When I was about 11 years old, I wrote a story about an Arab princess who escaped her home country by driving over the border to a new life. My family was living in the Middle East at the time and as a child I watched the local women, wrapped in their black abayas, with growing fascination. They would waft about Abu Dhabi's shopping malls with haughty disdain, leaving a cloud of perfume in their wake. Perhaps it was just my Western sensibilities, but I liked to imagine that one or two of them were desperate to break free from the swathes of black material.

A fort in Oman
New frontiers for women of the Middle East?
With the death last week of Saudi Arabia's King Abdullah bin Abdulaziz, stories are re-emerging of real Saudi princesses locked up in palaces, unable to enjoy a normal life. According to various reports, Princesses Sahar and Jawaher have been held under house arrest in Jeddah for the last 10 years by their father, the late king. Their sisters Maha and Hala are also believed to be held at separate complexes nearby. 

The apparent crime of these young women was to speak out about human rights abuses and restrictions placed upon women in the secretive kingdom. Last March, Princess Sahar reportedly told Channel 4 News in an email, "We suffer on a daily basis... Our father said that we had no way out and that after his death our brothers will continue detaining us." The women claim that they have been starved and drugged by the regime. Princess Sahar's mother, a former wife of King Abdullah who fled to London, is campaigning for their release.

Back in 2002, when I was working for BBC News Online, I wrote a positive piece about opportunities opening up for women in the Arab world. "Now it is very politically correct to address women's issues," the chair of the Arab International Women's Forum in London, Haifa Fahoum Al Kaylani, told me at the time. "It is like a competition between Arab governments to encourage women to enter business and the political process."

I am not sure such optimism has been borne out. At the end of last year two women, Loujain al-Hathloul and Maysa al-Amoudi, were detained after driving over the Saudi border from the UAE to defy a ban on female drivers in the kingdom. As Saudi women are wholly reliant upon male relatives to go out, the ban in effect gives men complete control over their women's lives. The BBC reported in December that the cases of Hathloul and Amoudi were being transferred to a court in Riyadh set up to deal with terrorist offences. Sources close to the two women said they were being charged for comments made on social media, rather than the driving stunt itself.

As leaders around the world paid tribute to King Abdullah last week, the former Conservative MP, Louise Mensch, exploded with indignation on Twitter.
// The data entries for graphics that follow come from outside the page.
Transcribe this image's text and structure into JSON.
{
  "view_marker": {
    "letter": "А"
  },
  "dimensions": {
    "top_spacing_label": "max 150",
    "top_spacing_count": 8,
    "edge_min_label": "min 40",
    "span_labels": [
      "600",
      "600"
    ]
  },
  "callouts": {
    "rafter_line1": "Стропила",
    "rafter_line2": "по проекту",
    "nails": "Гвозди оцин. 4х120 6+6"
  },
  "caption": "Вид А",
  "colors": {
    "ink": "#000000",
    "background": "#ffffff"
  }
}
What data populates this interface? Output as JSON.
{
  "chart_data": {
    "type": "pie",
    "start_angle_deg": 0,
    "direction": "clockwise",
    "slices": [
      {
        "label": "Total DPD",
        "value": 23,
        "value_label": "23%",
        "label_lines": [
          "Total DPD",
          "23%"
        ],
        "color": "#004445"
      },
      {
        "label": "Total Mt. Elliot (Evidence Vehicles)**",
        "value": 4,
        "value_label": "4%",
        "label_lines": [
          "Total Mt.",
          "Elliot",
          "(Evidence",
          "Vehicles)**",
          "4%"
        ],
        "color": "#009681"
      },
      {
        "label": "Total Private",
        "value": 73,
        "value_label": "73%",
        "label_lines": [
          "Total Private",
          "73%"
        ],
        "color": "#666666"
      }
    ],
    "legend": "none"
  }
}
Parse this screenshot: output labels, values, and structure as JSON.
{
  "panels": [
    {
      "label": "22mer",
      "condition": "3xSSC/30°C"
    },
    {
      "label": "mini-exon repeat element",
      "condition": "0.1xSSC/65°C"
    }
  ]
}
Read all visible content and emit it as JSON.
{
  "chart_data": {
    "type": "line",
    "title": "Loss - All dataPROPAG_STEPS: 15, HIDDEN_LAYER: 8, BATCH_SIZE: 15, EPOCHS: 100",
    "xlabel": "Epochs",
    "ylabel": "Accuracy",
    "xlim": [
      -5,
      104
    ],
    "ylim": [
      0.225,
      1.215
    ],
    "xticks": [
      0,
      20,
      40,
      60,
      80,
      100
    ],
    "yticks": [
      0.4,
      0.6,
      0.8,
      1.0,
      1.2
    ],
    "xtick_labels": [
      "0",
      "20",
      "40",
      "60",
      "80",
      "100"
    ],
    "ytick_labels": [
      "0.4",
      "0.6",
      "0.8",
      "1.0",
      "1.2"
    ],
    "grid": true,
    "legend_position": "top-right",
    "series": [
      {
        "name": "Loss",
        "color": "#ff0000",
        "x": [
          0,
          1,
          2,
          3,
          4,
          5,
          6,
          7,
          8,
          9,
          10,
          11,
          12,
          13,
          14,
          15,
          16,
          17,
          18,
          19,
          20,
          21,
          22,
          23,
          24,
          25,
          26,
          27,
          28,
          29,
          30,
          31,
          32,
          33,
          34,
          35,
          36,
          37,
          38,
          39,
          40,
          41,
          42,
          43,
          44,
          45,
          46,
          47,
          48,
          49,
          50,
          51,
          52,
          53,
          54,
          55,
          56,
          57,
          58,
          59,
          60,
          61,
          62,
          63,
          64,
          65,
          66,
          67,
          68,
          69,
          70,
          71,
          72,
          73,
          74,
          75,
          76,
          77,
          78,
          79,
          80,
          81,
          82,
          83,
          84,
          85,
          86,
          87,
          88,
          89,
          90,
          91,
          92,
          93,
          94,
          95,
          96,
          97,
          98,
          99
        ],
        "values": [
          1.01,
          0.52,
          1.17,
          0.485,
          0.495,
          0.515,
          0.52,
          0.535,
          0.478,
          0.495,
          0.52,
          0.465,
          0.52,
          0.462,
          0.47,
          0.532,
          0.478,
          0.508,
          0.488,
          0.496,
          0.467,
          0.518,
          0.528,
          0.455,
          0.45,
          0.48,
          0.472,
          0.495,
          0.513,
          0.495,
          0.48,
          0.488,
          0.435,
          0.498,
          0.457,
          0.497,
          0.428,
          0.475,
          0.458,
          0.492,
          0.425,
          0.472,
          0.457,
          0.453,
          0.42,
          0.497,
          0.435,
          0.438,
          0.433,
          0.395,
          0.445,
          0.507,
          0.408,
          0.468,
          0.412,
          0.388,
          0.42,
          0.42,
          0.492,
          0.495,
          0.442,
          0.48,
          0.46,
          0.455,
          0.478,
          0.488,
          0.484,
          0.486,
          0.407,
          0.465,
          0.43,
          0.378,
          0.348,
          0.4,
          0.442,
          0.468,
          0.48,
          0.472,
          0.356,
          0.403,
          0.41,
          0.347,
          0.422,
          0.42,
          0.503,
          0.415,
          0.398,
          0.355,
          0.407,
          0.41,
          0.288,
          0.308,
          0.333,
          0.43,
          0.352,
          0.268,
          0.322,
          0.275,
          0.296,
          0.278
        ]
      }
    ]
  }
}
However economically reliant we are upon Saudi's oil reserves, there is something repugnant about having to pay lip service to a country that treats its women so poorly. The princess in my story found her freedom. Will the women of Saudi ever enjoy the civil liberties that we in the West take for granted? At the moment, with a new conservative king in charge, such a prospect feels like fantasy.


La Prisonniere by Malika Oufkir and Michele Fitoussi
In this true story, Malika was a prisoner for 20 years after her father, a Moroccan general, fell out of favour with the king. She went from living at the royal court as a companion to the king's daughter to incarceration with her family in a desert jail.